This Is How It Always Is, by Laurie Frankel (2017)
When Dr. Rosie Walsh is pregnant with her fifth child, she hopes for a girl. Her four other children are all boys. Her fifth child is also a boy, whom they name Claude. By age 3, Claude announces that when he grows up he wants to be a fireman, a truck, a girl. All the things that young children imagine they will be when they grow up. By age 5, however, he is wearing dresses and wants to be a princess.
The family takes Claude’s quirks in stride. Then they realize that Claude is transgender. He decides his name is Poppy. To her older brothers, Poppy is just another sibling. In kindergarten, her classmates just treat him as another kid in the class. All is well until the father of a classmate freaks out and threatens the family.
The family moves from Madison, Wisconsin to Seattle, Washington where they feel the environment will be more welcoming to a transgender child. Once in Seattle, however, Poppy’s birth gender is kept a secret. A secret that the whole family keeps, but one that can’t be hidden forever.

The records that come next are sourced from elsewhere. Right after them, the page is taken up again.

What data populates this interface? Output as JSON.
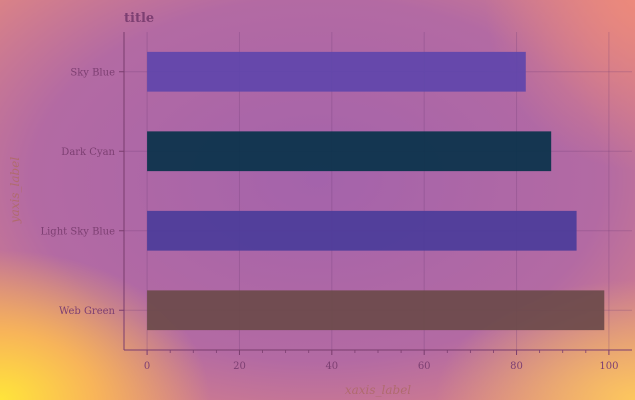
{
  "chart_data": {
    "type": "bar",
    "orientation": "horizontal",
    "title": "title",
    "xlabel": "xaxis_label",
    "ylabel": "yaxis_label",
    "categories": [
      "Web Green",
      "Light Sky Blue",
      "Dark Cyan",
      "Sky Blue"
    ],
    "values": [
      99,
      93,
      87.5,
      82
    ],
    "colors": [
      "#6b4a4a",
      "#4b3c9a",
      "#08324a",
      "#6045ab"
    ],
    "xlim": [
      -5,
      105
    ],
    "xticks": [
      0,
      20,
      40,
      60,
      80,
      100
    ],
    "grid": true,
    "legend": false
  }
}
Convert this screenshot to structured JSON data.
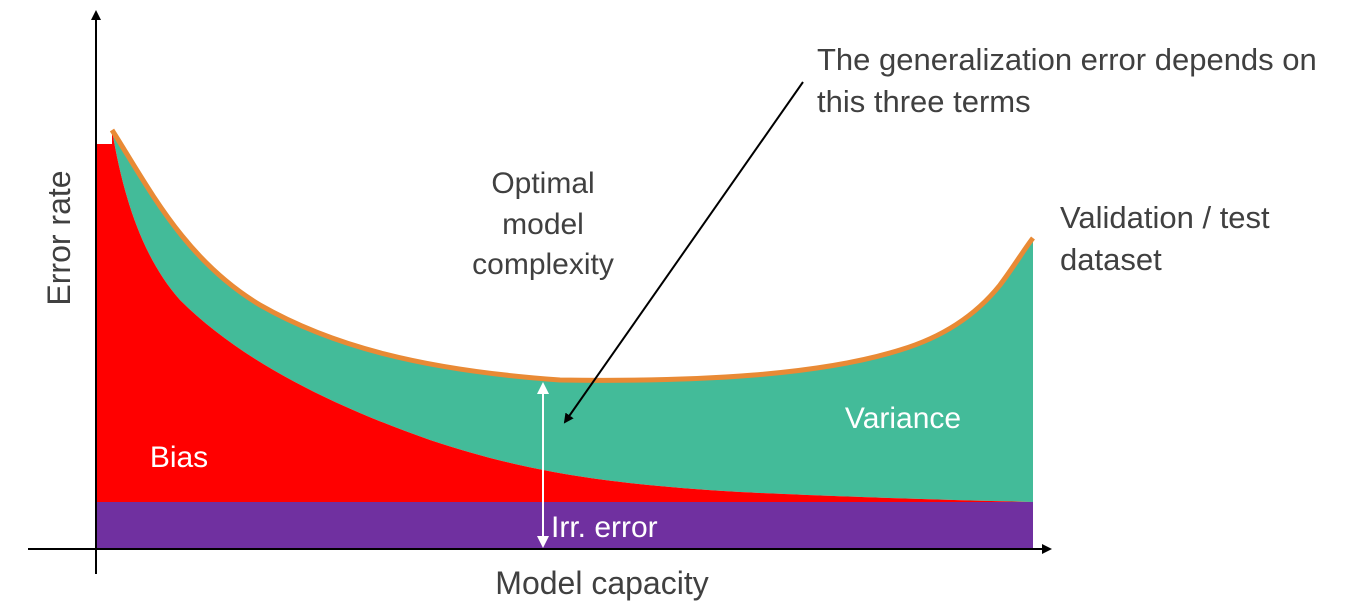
{
  "axes": {
    "x_label": "Model capacity",
    "y_label": "Error rate"
  },
  "regions": {
    "bias": {
      "label": "Bias",
      "color": "#ff0000"
    },
    "variance": {
      "label": "Variance",
      "color": "#43bb99"
    },
    "irreducible_error": {
      "label": "Irr. error",
      "color": "#7030a0"
    }
  },
  "curve": {
    "label_line1": "Validation / test",
    "label_line2": "dataset",
    "color": "#e98a35"
  },
  "annotations": {
    "optimal_line1": "Optimal",
    "optimal_line2": "model",
    "optimal_line3": "complexity",
    "generalization_line1": "The generalization error depends on",
    "generalization_line2": "this three terms"
  },
  "colors": {
    "axis": "#000000",
    "label_text": "#404040",
    "inner_text": "#ffffff"
  }
}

This novel dealt with the issue of raising a transgender child. It provided a lot of research in the trials and tribulations that the family and the child encounter. In this book, the family was loving and accepting, but the author also emphasized problems trans children encounter when their families are not so accepting.
Sadly, for me, this book fell apart in the last section when Poppy and her mother travelled to Thailand where Rosie would temporarily be practice in a remote clinic in the Thai jungle. I understand why the author took us there, but it just didn’t seem in keeping the the tenor of the rest of the novel.